Servant leadership offers a fresh approach to meeting the critical leadership challenges of contemporary healthcare organisations, while honouring the humanity of everyone they touch, according to management and innovation experts.
The concept of servant leadership was made popular by Robert K. Greenleaf, who built a career spanning 38 years at AT&T. After retiring in 1964, he began his second — and most productive — career as a writer, consultant, and teacher. According to Greenleaf, the servant leader is a person of integrity who leads an organisation to success by putting the needs of customers, employees and communities first. The leader pursues this goal by sharing knowledge and power, and by helping people perform to their highest capacity.

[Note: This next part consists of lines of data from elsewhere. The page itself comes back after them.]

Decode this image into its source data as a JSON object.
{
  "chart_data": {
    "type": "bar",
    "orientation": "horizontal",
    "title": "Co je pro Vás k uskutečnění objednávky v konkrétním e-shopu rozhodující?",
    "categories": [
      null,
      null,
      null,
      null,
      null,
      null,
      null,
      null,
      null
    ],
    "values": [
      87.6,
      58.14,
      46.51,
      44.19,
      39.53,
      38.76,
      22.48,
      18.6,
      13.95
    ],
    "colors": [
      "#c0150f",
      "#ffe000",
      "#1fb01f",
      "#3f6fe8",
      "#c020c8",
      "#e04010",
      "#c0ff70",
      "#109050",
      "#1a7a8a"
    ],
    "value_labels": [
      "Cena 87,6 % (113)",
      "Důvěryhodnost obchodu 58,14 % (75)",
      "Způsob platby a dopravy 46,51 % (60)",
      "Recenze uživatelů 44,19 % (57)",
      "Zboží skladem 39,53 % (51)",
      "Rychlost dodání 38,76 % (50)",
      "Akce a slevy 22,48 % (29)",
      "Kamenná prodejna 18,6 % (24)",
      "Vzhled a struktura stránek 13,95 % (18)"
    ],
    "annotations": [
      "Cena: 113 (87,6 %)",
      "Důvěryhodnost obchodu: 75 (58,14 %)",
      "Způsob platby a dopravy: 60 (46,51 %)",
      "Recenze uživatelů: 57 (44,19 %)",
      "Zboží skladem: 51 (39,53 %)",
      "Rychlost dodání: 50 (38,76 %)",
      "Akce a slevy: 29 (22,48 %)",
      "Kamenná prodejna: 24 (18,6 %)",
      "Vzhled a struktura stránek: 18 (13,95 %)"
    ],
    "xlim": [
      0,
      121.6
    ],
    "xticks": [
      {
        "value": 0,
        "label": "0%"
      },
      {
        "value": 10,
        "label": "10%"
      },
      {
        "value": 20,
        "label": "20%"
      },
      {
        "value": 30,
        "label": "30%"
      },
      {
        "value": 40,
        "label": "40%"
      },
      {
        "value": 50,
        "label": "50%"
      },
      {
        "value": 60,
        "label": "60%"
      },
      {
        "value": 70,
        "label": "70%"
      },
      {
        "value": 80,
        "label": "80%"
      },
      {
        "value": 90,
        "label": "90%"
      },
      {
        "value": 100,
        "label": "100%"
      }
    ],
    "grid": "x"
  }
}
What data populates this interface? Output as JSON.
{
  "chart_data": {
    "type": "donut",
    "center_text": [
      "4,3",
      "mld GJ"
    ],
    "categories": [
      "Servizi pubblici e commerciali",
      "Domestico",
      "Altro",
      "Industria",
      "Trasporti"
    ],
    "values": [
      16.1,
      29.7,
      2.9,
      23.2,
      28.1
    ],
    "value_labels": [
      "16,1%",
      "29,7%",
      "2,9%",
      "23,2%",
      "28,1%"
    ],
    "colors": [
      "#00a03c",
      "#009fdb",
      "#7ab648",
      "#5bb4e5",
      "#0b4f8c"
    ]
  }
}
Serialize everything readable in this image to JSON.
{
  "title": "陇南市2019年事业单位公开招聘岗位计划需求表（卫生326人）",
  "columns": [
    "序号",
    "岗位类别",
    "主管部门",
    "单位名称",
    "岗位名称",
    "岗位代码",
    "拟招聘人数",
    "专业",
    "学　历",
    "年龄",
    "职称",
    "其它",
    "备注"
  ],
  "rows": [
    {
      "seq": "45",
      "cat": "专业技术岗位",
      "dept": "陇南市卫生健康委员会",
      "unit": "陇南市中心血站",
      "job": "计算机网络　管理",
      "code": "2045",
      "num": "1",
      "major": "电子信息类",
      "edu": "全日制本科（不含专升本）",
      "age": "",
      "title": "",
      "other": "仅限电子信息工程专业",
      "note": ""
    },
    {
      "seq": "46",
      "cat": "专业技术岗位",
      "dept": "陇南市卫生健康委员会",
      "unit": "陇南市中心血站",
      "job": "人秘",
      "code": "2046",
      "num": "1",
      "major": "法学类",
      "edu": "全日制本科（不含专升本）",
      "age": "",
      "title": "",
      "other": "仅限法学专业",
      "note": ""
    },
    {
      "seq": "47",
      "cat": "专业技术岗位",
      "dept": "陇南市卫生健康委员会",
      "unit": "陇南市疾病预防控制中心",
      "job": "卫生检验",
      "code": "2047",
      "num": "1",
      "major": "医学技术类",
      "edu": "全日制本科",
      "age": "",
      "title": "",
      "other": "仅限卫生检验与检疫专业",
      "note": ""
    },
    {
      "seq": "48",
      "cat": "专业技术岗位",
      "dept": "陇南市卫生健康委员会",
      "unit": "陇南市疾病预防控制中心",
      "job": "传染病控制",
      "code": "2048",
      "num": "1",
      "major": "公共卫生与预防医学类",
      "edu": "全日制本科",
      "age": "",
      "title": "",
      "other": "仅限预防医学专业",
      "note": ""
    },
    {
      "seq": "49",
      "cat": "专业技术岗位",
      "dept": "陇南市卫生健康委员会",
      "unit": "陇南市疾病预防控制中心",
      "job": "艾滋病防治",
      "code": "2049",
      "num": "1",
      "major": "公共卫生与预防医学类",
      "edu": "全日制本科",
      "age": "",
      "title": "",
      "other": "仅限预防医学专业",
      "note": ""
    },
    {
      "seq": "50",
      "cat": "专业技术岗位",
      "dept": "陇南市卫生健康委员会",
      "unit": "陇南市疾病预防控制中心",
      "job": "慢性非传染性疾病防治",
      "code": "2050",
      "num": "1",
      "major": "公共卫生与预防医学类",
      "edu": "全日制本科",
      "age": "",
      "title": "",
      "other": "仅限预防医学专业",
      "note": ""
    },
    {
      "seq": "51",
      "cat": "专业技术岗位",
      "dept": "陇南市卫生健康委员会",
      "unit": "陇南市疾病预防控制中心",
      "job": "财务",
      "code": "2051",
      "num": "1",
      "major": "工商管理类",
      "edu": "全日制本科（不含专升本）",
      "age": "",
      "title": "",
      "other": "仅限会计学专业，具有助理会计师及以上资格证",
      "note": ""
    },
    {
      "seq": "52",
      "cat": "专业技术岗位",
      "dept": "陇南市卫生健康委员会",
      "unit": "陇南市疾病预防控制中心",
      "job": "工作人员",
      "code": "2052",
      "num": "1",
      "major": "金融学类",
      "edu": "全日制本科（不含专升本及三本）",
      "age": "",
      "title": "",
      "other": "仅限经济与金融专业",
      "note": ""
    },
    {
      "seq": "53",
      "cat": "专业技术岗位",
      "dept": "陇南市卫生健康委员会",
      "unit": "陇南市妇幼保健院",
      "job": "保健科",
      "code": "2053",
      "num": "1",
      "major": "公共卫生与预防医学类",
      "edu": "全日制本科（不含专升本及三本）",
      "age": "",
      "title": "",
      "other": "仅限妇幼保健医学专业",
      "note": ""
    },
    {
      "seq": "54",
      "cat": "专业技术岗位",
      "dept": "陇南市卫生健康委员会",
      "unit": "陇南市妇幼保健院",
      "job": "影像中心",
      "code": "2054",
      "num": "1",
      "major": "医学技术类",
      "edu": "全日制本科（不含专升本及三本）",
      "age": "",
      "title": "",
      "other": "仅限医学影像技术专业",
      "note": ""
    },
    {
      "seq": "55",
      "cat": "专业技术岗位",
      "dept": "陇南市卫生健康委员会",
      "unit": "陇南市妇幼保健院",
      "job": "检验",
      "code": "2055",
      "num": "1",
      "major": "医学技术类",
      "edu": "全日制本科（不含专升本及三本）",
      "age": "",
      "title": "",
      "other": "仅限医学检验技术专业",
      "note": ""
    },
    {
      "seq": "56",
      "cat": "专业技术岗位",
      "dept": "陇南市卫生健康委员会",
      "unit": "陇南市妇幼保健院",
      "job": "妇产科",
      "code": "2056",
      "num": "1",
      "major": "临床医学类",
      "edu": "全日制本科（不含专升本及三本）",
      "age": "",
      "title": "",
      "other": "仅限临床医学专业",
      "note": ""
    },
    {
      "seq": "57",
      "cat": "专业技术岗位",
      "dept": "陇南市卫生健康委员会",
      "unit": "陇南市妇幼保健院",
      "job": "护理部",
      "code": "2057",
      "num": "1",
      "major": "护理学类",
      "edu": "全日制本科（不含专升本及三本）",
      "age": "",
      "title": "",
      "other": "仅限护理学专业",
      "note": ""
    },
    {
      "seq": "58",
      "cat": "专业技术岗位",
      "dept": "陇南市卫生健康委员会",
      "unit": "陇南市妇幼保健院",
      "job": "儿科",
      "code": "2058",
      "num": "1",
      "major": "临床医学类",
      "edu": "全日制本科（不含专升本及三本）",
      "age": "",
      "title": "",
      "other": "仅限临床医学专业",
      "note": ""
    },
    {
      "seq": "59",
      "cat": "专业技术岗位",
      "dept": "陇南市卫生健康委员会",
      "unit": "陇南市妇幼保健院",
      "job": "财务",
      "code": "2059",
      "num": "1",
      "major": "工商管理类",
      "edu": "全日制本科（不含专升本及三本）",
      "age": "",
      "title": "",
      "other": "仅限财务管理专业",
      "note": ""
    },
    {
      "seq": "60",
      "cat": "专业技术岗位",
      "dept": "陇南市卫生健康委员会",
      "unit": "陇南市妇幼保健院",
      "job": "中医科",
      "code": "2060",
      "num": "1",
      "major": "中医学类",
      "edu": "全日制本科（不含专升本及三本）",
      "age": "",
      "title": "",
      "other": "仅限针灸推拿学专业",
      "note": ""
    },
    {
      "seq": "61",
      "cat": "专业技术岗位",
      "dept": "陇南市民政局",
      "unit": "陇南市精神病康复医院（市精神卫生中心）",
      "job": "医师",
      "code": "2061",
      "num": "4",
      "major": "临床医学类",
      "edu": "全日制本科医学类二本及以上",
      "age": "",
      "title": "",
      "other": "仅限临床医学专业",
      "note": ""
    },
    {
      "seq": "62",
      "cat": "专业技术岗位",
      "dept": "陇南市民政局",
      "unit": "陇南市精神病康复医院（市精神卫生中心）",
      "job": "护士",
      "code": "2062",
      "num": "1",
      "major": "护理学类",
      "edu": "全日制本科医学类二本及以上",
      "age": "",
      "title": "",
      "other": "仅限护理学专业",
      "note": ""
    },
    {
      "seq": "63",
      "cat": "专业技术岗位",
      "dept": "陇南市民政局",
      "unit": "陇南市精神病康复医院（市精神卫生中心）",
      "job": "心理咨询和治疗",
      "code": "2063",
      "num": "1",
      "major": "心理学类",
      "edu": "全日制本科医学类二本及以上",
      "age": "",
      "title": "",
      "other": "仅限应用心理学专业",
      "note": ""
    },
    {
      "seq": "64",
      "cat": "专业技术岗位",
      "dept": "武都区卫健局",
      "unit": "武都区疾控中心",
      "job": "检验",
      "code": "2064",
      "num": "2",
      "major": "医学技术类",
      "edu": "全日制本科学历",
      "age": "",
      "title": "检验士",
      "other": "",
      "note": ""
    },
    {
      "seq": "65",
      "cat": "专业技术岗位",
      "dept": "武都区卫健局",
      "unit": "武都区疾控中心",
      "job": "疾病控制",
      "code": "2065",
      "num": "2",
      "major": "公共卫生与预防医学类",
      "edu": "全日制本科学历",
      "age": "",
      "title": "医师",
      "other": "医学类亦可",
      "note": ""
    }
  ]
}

The servant leader is servant first, whose conscious choice brings him/her to lead. That person is sharply different from one who is leader first, with the perks and power that implies. The difference, Greenleaf maintains, manifests itself in the care taken by the servant first to make sure that other people’s highest priority needs are being served.
"Servant leadership is not a new idea, but it is being 'discovered' at an exponential rate. Contemporary organisations are eagerly searching for guidance in achieving their missions and goals through engaged and invested employees — employees who become co-creators of the organisation," say Phillip Anderson, Co-Program Director for the Greenleaf Center for Servant Leadership, and Linda W. Belton, former director, Organizational Health U.S. Veterans Health Administration (VHA), and Greenleaf Center's former board member.
In the healthcare industry, where the drivers are quality, safety, compassion and a solid business model, it's notable that servant leadership is not practised everywhere.
"In our estimation, and in the experience of major providers like VHA and the Cleveland Clinic, servant leadership is an ideal platform for excellence in healthcare. It is compatible with patient-centric, relationship-centred and value-based approaches. It enhances efforts in change management, succession planning, diversity and inclusion, and is a launching pad for high-functioning teams," Anderson and Belton point out.
Servant leadership does not replace traditional management functions, but shapes how they are performed. Servant leadership is often countercultural. As Robert Greenleaf surmised, being servant first, addressing people’s highest priority needs, offering others a seat at the table, and upending the hierarchy, contradicts many of the things people learned in graduate school.
Some distinguishing characteristics of the servant leader are:
• Authentic humility: a regular practice of reflection
• A focus on serving followers for their own good, not just the good of the organisation; instilling a sense of collective ownership in the organisation’s success
• Concern for the wellbeing of all stakeholders — from patients, families and staff to suppliers, contractors and the community
• Emphasis on providing opportunities for growth and professional development; coaching and creating more servant leaders
• Leading by moral authority instead of relying on positional authority alone: inspiring followership
"Servant leaders operate from courage, persistence, resilience, accountability and a steady internal compass. They understand the difference between service and servitude," explains Belton, who adds that her tenure at the VHA gave her many opportunities to champion servant leadership in a massive healthcare system.
"VHA is on a servant leadership journey, encountering the struggles and achievements with which many systems can identify. Like most organisations, VHA is a work in progress," she says.